DNS Response Rate Limiting with Bind


My monitoring setup at my day job recently noticed one of the external DNS servers responding slower than usual and I happened to have a few spare cycles so I took a look and found someone sending us a jillion or so DNS queries for "sgi.co.kr" (ok, that's one of our domains) and "." (eh? what?). These servers are correctly setup to NOT answer recursive queries so the query for "." was rightly rejected but we were sending answers for the other queries.

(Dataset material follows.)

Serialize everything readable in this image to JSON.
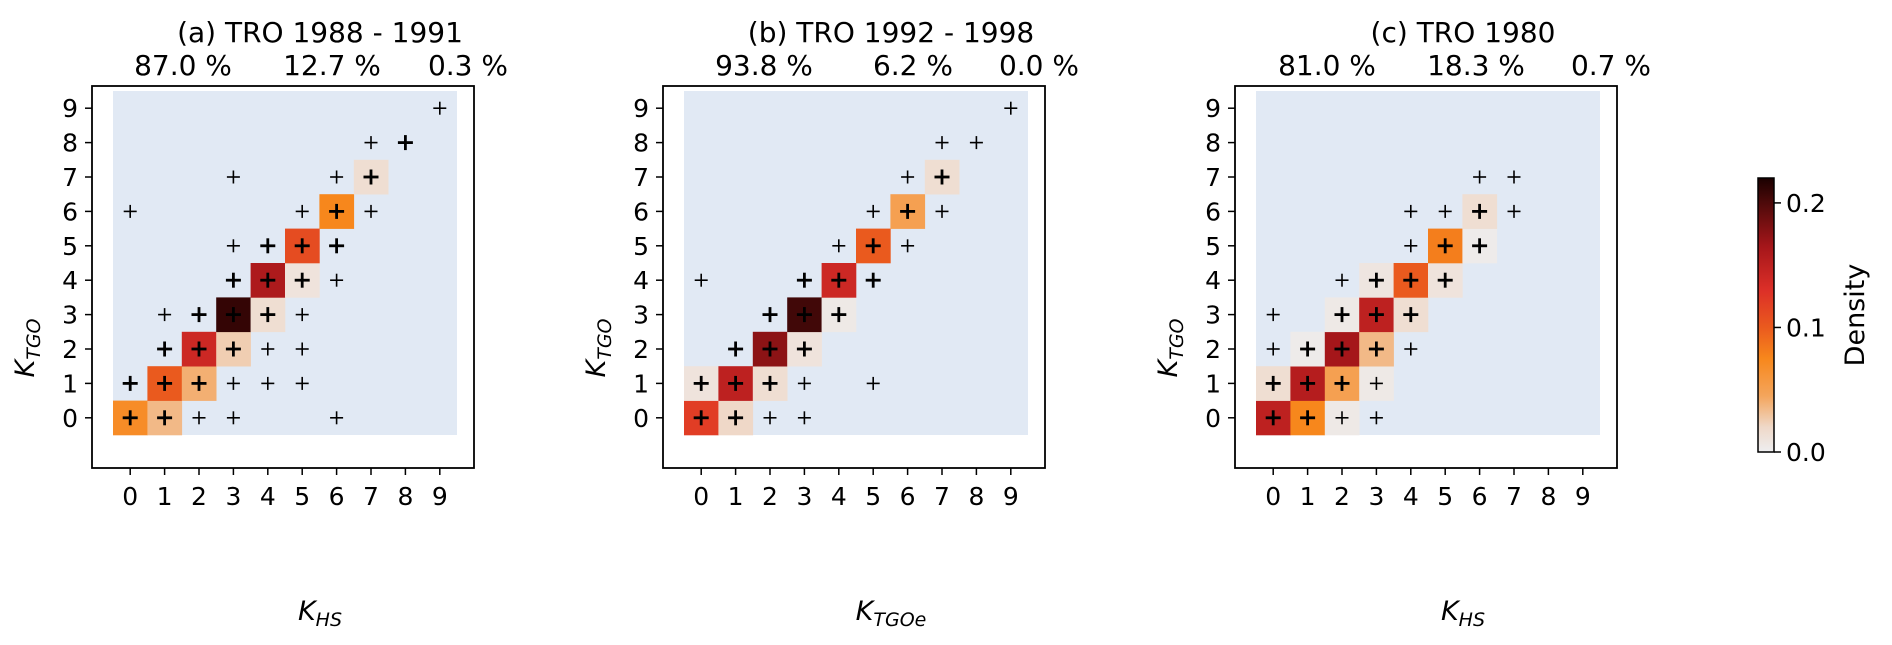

But was this a lame denial of service attempt on us or an almost as lame attempt to use us as an amplifier in a DDOS attack? I sent an email to the owner of the IPs I was seeing the most queries for (every IP in 4 /24 subnets) and confirmed that they were seeing tons of inbound DNS responses but no outbound DNS requests. So, yup, it's a DDOS. (sigh)

So, at first glance there didn't seem to be much I could do about it short of blocking traffic from those subnets, breaking legit DNS lookups (if any). But then I thought, it's been ages since I read all the bind docs cover to cover (the last time was when bind 9 was so shiny nobody was upgrading to it yet - grin). So I searched the web for bind and "rate limit" and whaddya know, there's a new feature in bind 9.x for doing just that!

Here's the first place I looked. This link was agreeably short and to the point too. :-)

So... One quick compile later on a dev system, a one-line tweak to the options section of my named.conf and bingo-bango, bind is doing rate limits on responses! Nice. The one thing I'd note in addition to the redbarn page above is that setting the rate limits to 10 may be too high. The DDOS'ing bozo I was setting this up in response to was only hitting me at around 4 or 5 duplicate queries per second per client IP. So I pulled my rate limits clear down to 3, at least for now. I may bump that up a bit in time.

I also added a line to our snmpd.conf file:
logmatch rate-limits /data/log/named.log 300 : rate limit

This way, I can graph (in cacti) the number of times bind mentions that it's rate limiting some IP/network. And now when I glance through the DNS related graphs, if I see a big spike in that graph I know there's something "interesting" I might want to investigate.


UPDATE:
I also recommend that you exempt some of your own IP space from the rate limits. I had some folks using our guest net whose winblows systems were doing a jillion repeated queries for the usual MS'ish _some_microsoft_junk.guest.my.domain type of hostnames. You know how MS clients are. Always trying to do their own dynamic DNS updates and querying for a pile of stuff starting with underscores. (rolls eyes)

acl my-ip-space {
1.2.3.4; 1.2.3.5; 1.2.3.6;
};

options {
[...]
rate-limits {
responses-per-second 5;
exempt-clients { my-ip-space; };
};


You might not want to include your entire IP space but only the IPs in your networks that might be sending queries to your non-recursive servers. For instance, though I threw all of our IP space in the acl as a temporary band-aid, I will likely be exempting only our recursive servers' IPs and the IP of our monitoring systems. I gotta do an audit of several days worth of query logs just to be sure I know what inside IPs are querying our authoritative servers.

Also, one of the ISC handlers reminded me of this link too. We really should be running DNSSEC. That'll have to be next on my DNS to-do list.